Modifié

A Mitholz (BE), les familles ont appris à vivre avec le risque d'explosion

Le mari de Cosette Künzi a perdu un frère et une soeur dans l'explosion du dépôt de munitions. Depuis 40 ans qu’elle vit à Mitholz, l'agricultrice s'attelle à documenter cette histoire. [Pauline Turuban - RTSinfo]
Ici la Suisse - Le village de Mitholz vit sous la menace du dépôt de munitions de l'armée / La Matinale / 6 min. / le 17 octobre 2018
Rencontre à Mitholz (BE) avec les Künzi, agriculteurs sur quatre générations, dont la ferme est voisine de l’entrée du dépôt de munitions de l’armée. La famille avait perdu plusieurs membres dans l'explosion de 1947.

Mitholz, minuscule village de l’Oberland bernois, vit sous la menace depuis 70 ans. Le dépôt de munitions de l’armée y avait explosé le 19 décembre 1947, faisant neuf victimes.

En juin dernier, le conseiller fédéral Guy Parmelin a convoqué l’ensemble de la population pour l’informer du danger toujours existant, et même bien plus important que ce qu’on pensait jusqu’ici.
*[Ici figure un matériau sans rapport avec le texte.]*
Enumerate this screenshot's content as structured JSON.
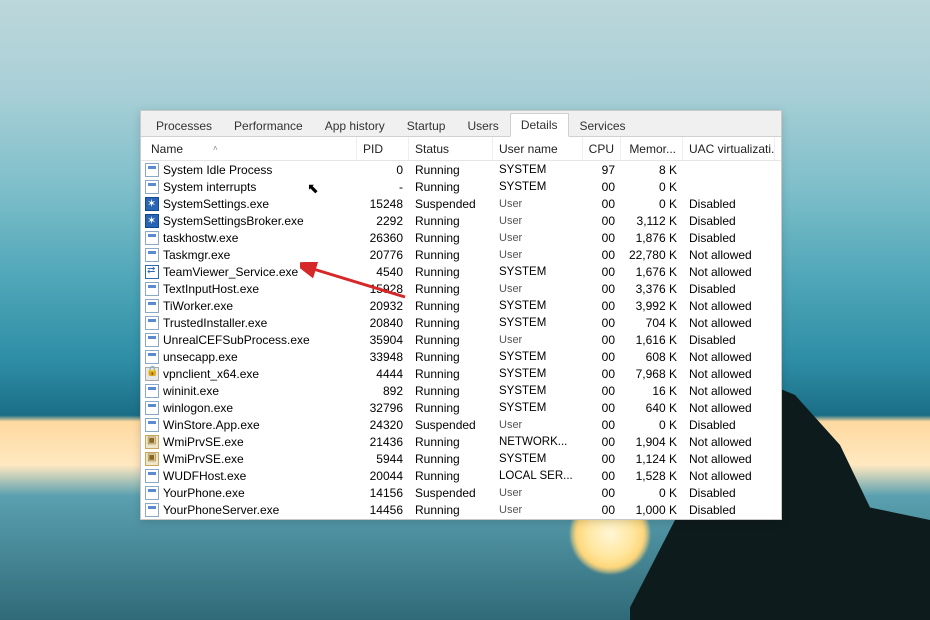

>> Lire: L'ancien dépôt de munitions de Mitholz (BE) risque encore d'exploser

Comment les habitants de Mitholz s'accomodent-ils de ce risque? La RTS est allée à la rencontre des Künzi, agriculteurs sur quatre générations.

Leur ferme est située à quelques mètres de l’entrée du dépôt militaire. Quant à leur préalpe, elle se situe précisément sur la falaise où sont enfouies les munitions.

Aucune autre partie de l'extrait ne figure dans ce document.